Sports betting begins to increase income from K-12 education
Several of the licensed sports betting sites have finally started their activities, join casinos to generate millions in new income for K-12 education. The state will receive 15% of the gross revenue, and that money will go to the Blueprint for Maryland’s Future Fund. Legislative analysts predict that betting on professional and college sporting events will net the state between $ 15 million and $ 25 million a year.
NEWS AND NOTES
Expenditure Affordability Committee and Revenue Projections Board share good news
The state has a solid income prospects for the current and next fiscal year, according to the Board of Revenue Estimates (BRE), which met on December 14. In September, the BRE looked at better-than-expected tax revenue and now estimated an additional half a billion dollars in each of FY22 and FY23.
NEA has transformative racial justice leader in Pringle
The New York Times honored Becky Pringle, president of the National Education Association as a leading black union leader, positioned to bring about the kind of racial and social justice that are MSEA priorities. Pringle’s profile was written by former Baltimore Sun reporter Erica Green.
Federal Court rules in favor of anti-LGBTQ Christian school
A disappointing court decision in favor of Bethel Christian Academy to quietly discriminate against members of the LGBTQ + community and receive public funds will not prevent MSEA from defending the rights of all students to be protected and valued equally. MSEA and coalition partners will continue to fight attempts to use public funds for schools that do not share these core values.

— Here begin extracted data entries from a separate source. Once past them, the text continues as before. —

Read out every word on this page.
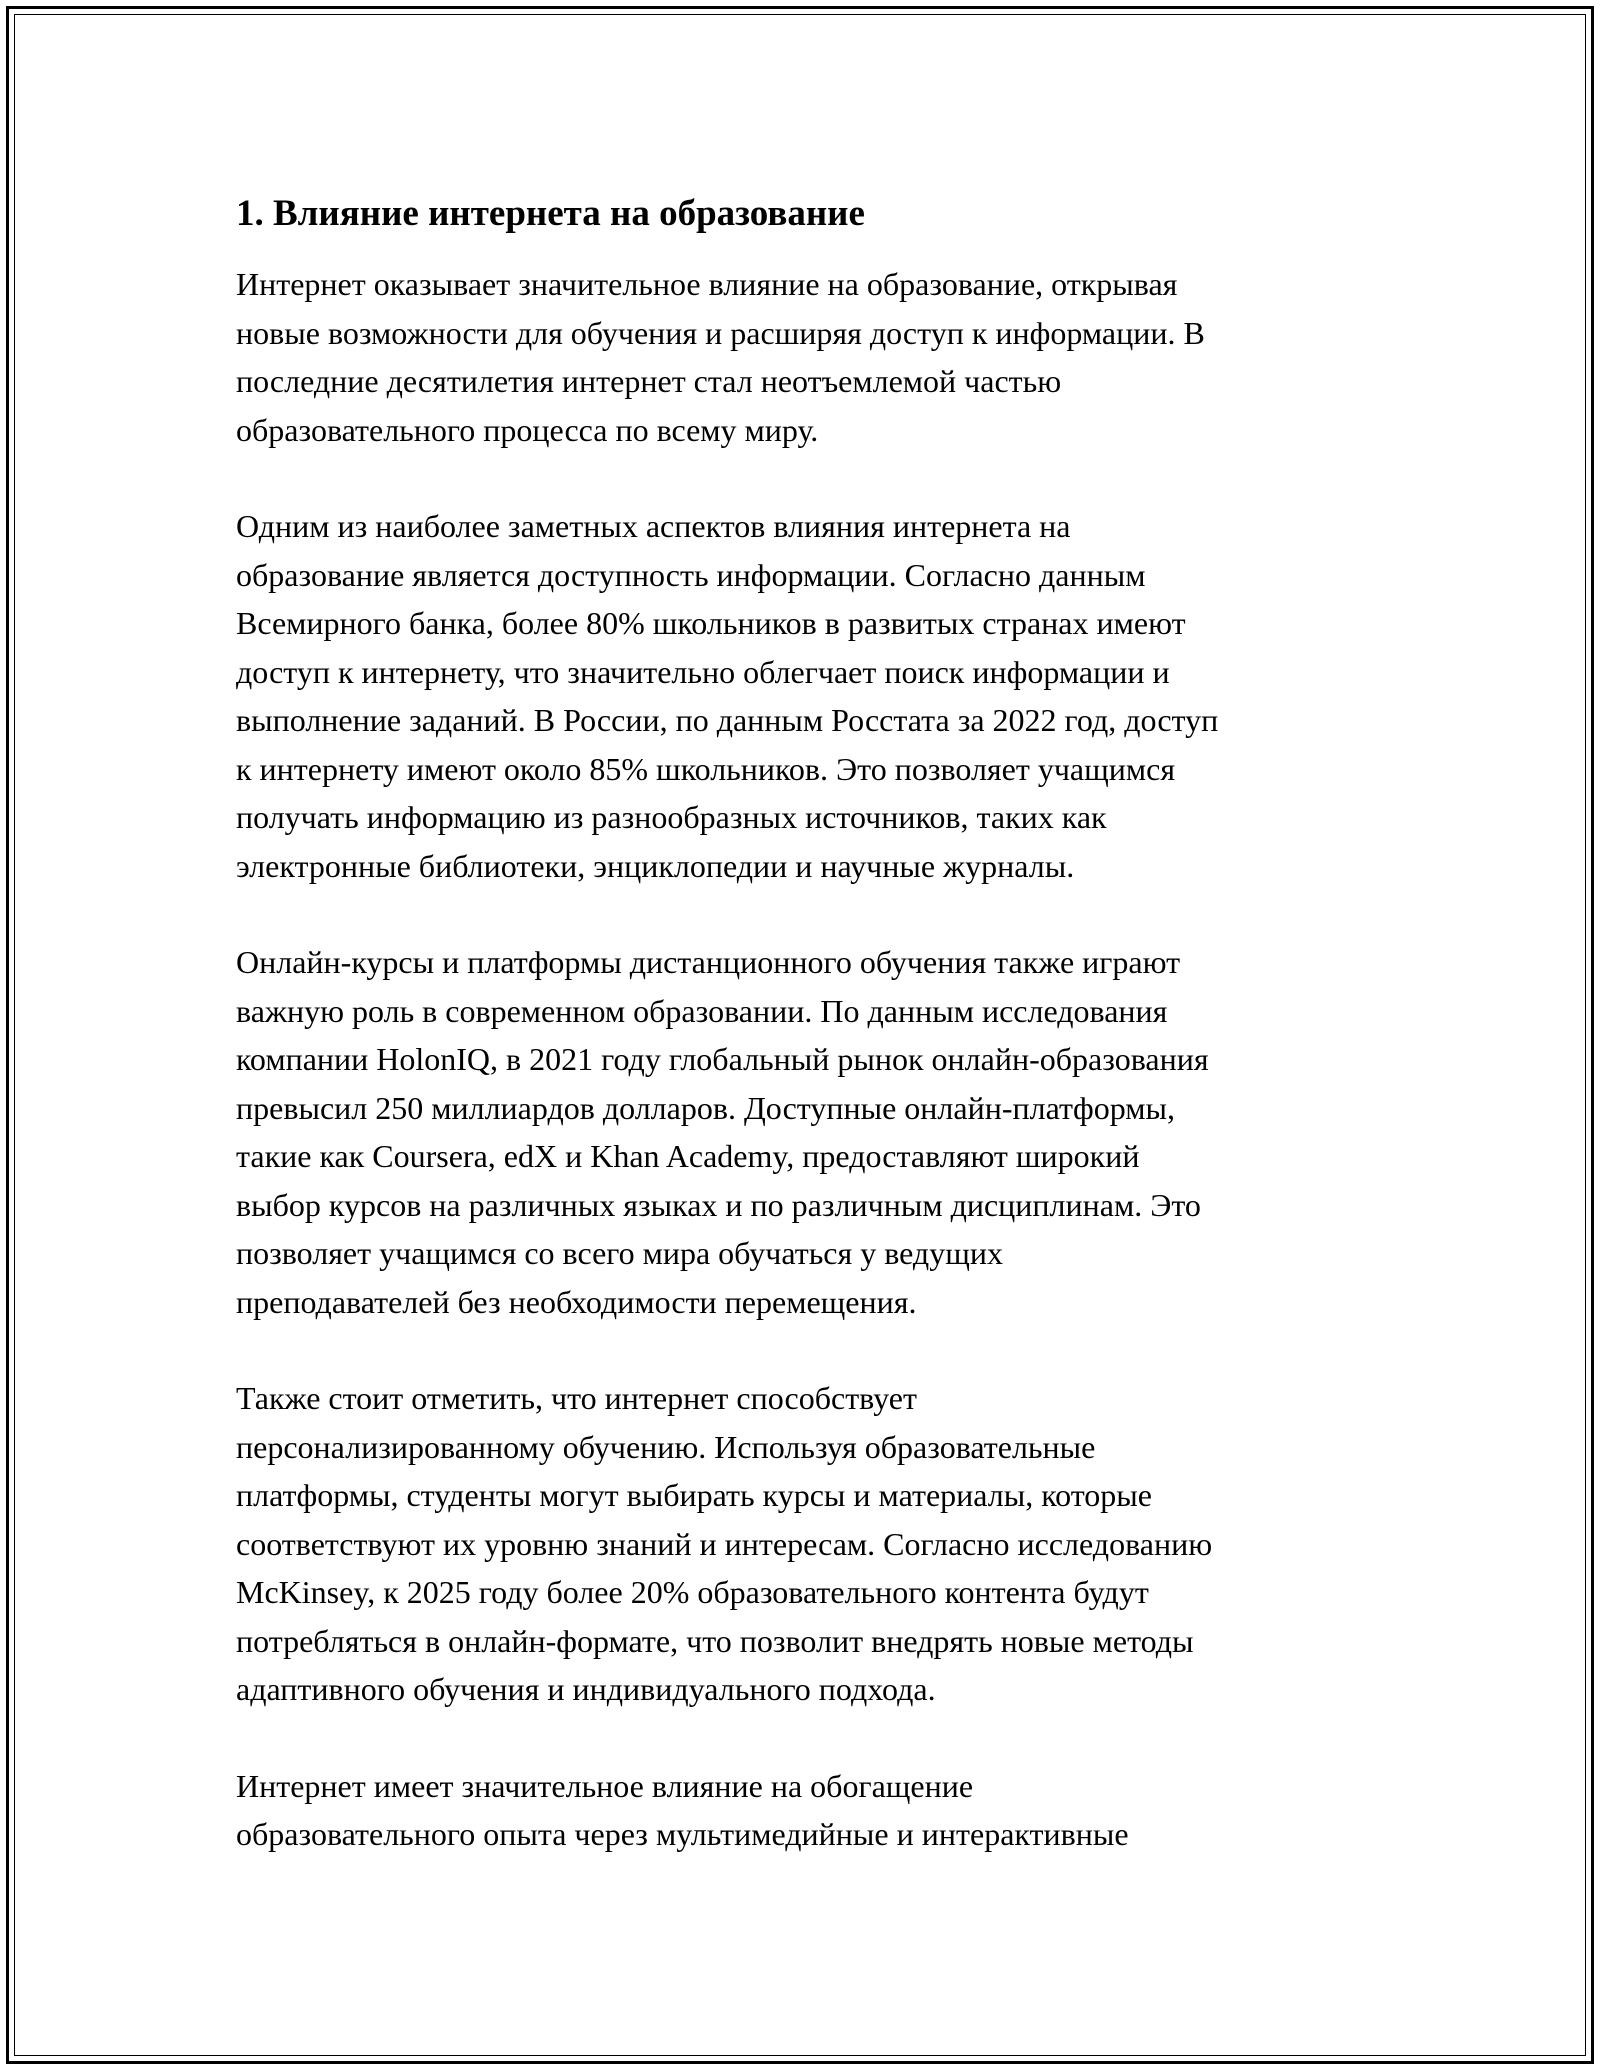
1. Влияние интернета на образование
Интернет оказывает значительное влияние на образование, открывая
новые возможности для обучения и расширяя доступ к информации. В
последние десятилетия интернет стал неотъемлемой частью
образовательного процесса по всему миру.
Одним из наиболее заметных аспектов влияния интернета на
образование является доступность информации. Согласно данным
Всемирного банка, более 80% школьников в развитых странах имеют
доступ к интернету, что значительно облегчает поиск информации и
выполнение заданий. В России, по данным Росстата за 2022 год, доступ
к интернету имеют около 85% школьников. Это позволяет учащимся
получать информацию из разнообразных источников, таких как
электронные библиотеки, энциклопедии и научные журналы.
Онлайн-курсы и платформы дистанционного обучения также играют
важную роль в современном образовании. По данным исследования
компании HolonIQ, в 2021 году глобальный рынок онлайн-образования
превысил 250 миллиардов долларов. Доступные онлайн-платформы,
такие как Coursera, edX и Khan Academy, предоставляют широкий
выбор курсов на различных языках и по различным дисциплинам. Это
позволяет учащимся со всего мира обучаться у ведущих
преподавателей без необходимости перемещения.
Также стоит отметить, что интернет способствует
персонализированному обучению. Используя образовательные
платформы, студенты могут выбирать курсы и материалы, которые
соответствуют их уровню знаний и интересам. Согласно исследованию
McKinsey, к 2025 году более 20% образовательного контента будут
потребляться в онлайн-формате, что позволит внедрять новые методы
адаптивного обучения и индивидуального подхода.
Интернет имеет значительное влияние на обогащение
образовательного опыта через мультимедийные и интерактивные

More legislative and leadership changes in Annapolis
The changes in the leadership of the General Assembly continue as this week Senator Delores Kelley of Baltimore County, a member of the General Assembly for more than 30 years and chair of the Senate Finance Committee, announced that ‘she would not seek re-election in 2022. Also this week, Gov Hogan appointed Linda Foley to represent Montgomery County as a delegate in the 15e District, taking the seat from former delegate Kathleen Dumais, who was appointed circuit court judge.
School Construction Funding Task Force Offers Final Recommendations
The State Task Force on Assessment and Funding of School Facilities which was established by the 2021 legislation last met on December 15 and has a final set of recommendations to the General Assembly to consider the next session. The task force is proposing legislation for a revolving credit fund to allow more districts to pass on low or no interest financing projects. Other recommendations and changes involve new cost-sharing formulas for capital improvement projects and school construction Built to Learn and guidelines on how the Interagency Commission on School Construction (IAC) should determine the maximum amount of public funding for school construction projects. The working group wanted the IAC to adjust its calculation methods, which use the school population and the reference area.
In the news of the Democratic gubernatorial campaign, U.S. House of Representatives Speaker Nancy Pelosi (D-CA) approved Tom Perez, and former governor Paris Glendening endorsed Wes Moore. Moore brought in former delegate Aruna Miller be his running mate.